Herby tomato and bean soup

Perfect cold-weather lunch. We had 6 people sitting on the floor of our tiny flat trying not to drip tomato soup on the carpet. It was good.

(Serves 6)

6 or 7 tomatoes (or 2-3 beef tomatoes)
1 carton pasatta
4 cloves garlic
750ml hot vegetable stock
Red wine
1 red onion
1 white onion
1 tsp rosemary
1 tsp thyme
1 tsp basil
1 tsp oregano
1 tsp taragon
2 bay leaves
1 tsp chilli powder
2 cans beans (I used one of kidney and one of pinto)
1 can baked beans
Olive oil

Pre-heat oven to 220 degrees. Cut the tomatoes into wedges, toss in a little olive oil, salt and rosemary, and roast for about 25mins until shrivelled. Leave to cool, then slide the skins off with your fingers and roughly chop.

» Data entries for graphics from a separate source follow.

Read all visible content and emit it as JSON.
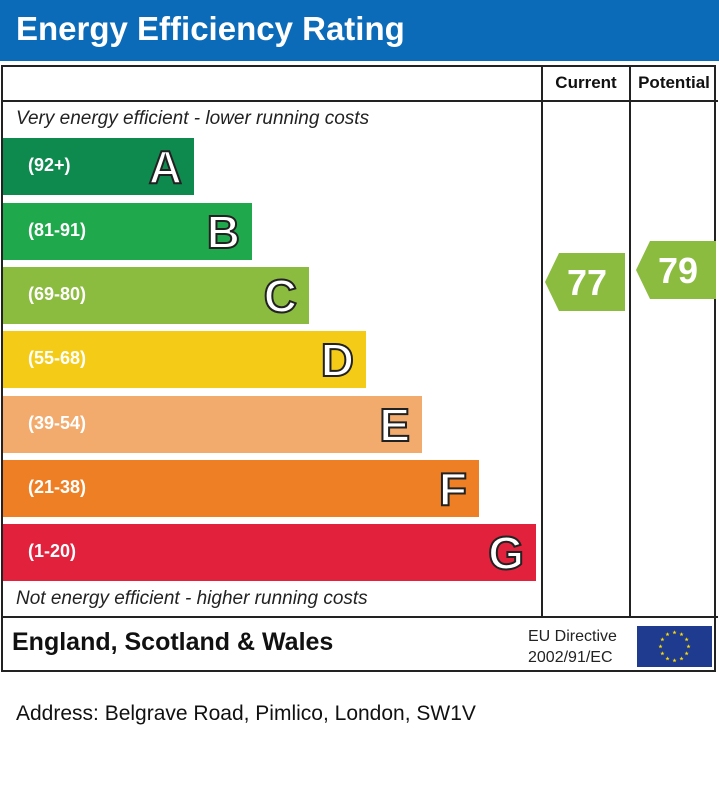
{
  "header": {
    "title": "Energy Efficiency Rating"
  },
  "columns": {
    "current": "Current",
    "potential": "Potential"
  },
  "notes": {
    "top": "Very energy efficient - lower running costs",
    "bottom": "Not energy efficient - higher running costs"
  },
  "chart_data": {
    "type": "bar",
    "title": "Energy Efficiency Rating",
    "bands": [
      {
        "letter": "A",
        "range": "(92+)",
        "color": "#0f8a4f",
        "rank": 1
      },
      {
        "letter": "B",
        "range": "(81-91)",
        "color": "#20a84d",
        "rank": 2
      },
      {
        "letter": "C",
        "range": "(69-80)",
        "color": "#8cbc3f",
        "rank": 3
      },
      {
        "letter": "D",
        "range": "(55-68)",
        "color": "#f4cc18",
        "rank": 4
      },
      {
        "letter": "E",
        "range": "(39-54)",
        "color": "#f2aa6d",
        "rank": 5
      },
      {
        "letter": "F",
        "range": "(21-38)",
        "color": "#ee7f24",
        "rank": 6
      },
      {
        "letter": "G",
        "range": "(1-20)",
        "color": "#e2213d",
        "rank": 7
      }
    ],
    "current": {
      "value": 77,
      "band": "C",
      "color": "#8cbc3f"
    },
    "potential": {
      "value": 79,
      "band": "C",
      "color": "#8cbc3f"
    }
  },
  "footer": {
    "region": "England, Scotland & Wales",
    "directive_line1": "EU Directive",
    "directive_line2": "2002/91/EC"
  },
  "address": "Address: Belgrave Road, Pimlico, London, SW1V"
}
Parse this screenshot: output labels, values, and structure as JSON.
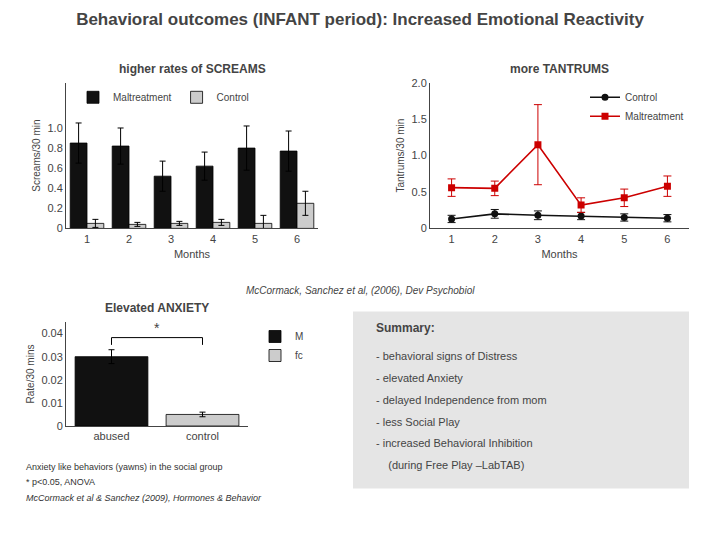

Meanwhile, peel, chop and fry the onions for 5mins, then add 3 cloves of garlic, the bay leaves, and all of the herbs and chilli, and cook for about 3mins. Drain the beans (not the baked beans) and add to the pan. Turn up the heat and add enough red wine to cover the beans. Bring to the boil and cook for 5mins, to cook off the wine.

Mmmm, steamy…

Add pasatta, baked beans, chopped roasted tomatoes, stock and remaining garlic, and return to the boil. Simmer for 15mins or so until fragrant and thickened. Serve with bread/toast.